The Fifth Money Laundering Directive - Crypto Custody in Focus Effects and opportunities for the crypto market
The Federal Ministry of Finance takes the fifth Money Laundering Directive as an opportunity to further regulate the crypto market and transfers cryptographic values - including security tokens - as financial instruments to the KWG. As a result, crypto assets will in future be regulated and monitored by the BaFin.
The new EU Money Laundering Directive was published in June 2018 and must be implemented by the individual member states by tenth of January 2020. The aim is to tighten up prevention measures for money laundering in the context of organized crime. The ongoing digitalization of the sector and the emergence of new types of services, products and opportunities - as well as risks - are also leading to regulatory innovations, particularly in these countries. Financial service providers that offer services with crypto assets and custody of these assets will in future be subject to money laundering obligations - this applies, for example, to crypto exchanges and providers of external wallets and crypto HSMs.
From the draft bill of the Federal Government for the implementation of the directive:
„Crypt Values are digital representations of a value that has not been issued or guaranteed by any central bank or public authority and does not have the legal status of currency or money, but is accepted by any person or entity as a medium of exchange or payment by agreement or actual practice, or for investment purposes, and that can be transmitted, stored and traded electronically".
The area and services around crypto currencies and tokens will thus be regulated and monitored much more strictly in the future. On the one hand, this will significantly increase compliance efforts and costs for the players involved through new regulatory hurdles, but on the other hand it will also further professionalize the sector and create new trust and security. The treatment of coins and tokens as in the context of the German Banking Act (KWG) as well as the stricter regulation of related services will increase the sectors` professionality while at the same time Crypto assets will leave the legal grey area.
This creates new potential and opportunities for established institutions and banks to take on the market and exploit the investment potentials that arise there. Due to the increasing demand for crypto currencies such as Ether and Bitcoin, the interest of institutional providers such as traditional asset managers are also growing.
It is also very likely that cooperation between established players from the traditional world of finance and new players from the crypto market will increase. Banks can thus implement new technologies - also in the form of concrete products and services - whereas crypto providers can fall back on licenses and compliance resources.
At the same time, the attractiveness of Blockchain-based securities issues, the so-called Security Token Offerings (STO), which today already fully meet the strict requirements of BaFin, is also increasing. This in turn will increasingly require third-party providers to meet money laundering requirements in the future, who will, for example, carry out identity checks and risk assessments relevant to money laundering law. This includes, for example, automated verification of ID documents, personal verifications or comparisons with PEP and sanctions lists.
micobo GmbH already applies high standards for our services and software in the area of crypto assets and we welcome the innovations as a step in the direction of increased professionalism and expect that in particular the issuance of securities in the form of Security Tokens will increase in their acceptance and application. At the same time, it will make life initially harder for new startups in this area, due to the regulated nature of the financial services business.

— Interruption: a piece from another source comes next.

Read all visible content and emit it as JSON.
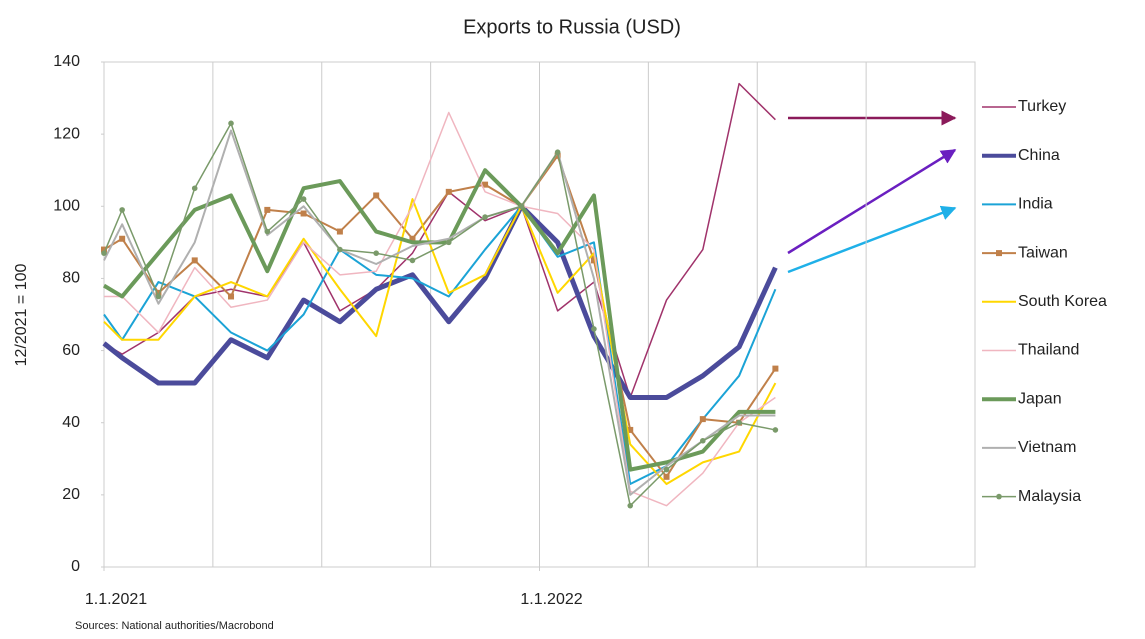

The German government's current draft law as a reaction to the Fifth Money Laundering Directive therefore envisages regulating the entire crypto sector. This increases the security for investors and consumers, but also the costs for issuers of tokens or providers of related services. However, the term "crypto values" is far-reaching and not conclusive, so that points from bonus programs could also fall under this term - the extent to which regulation here still needs to be improved will become apparent in the future. In principle, stronger regulation and, above all, greater regulatory clarity are to be welcomed.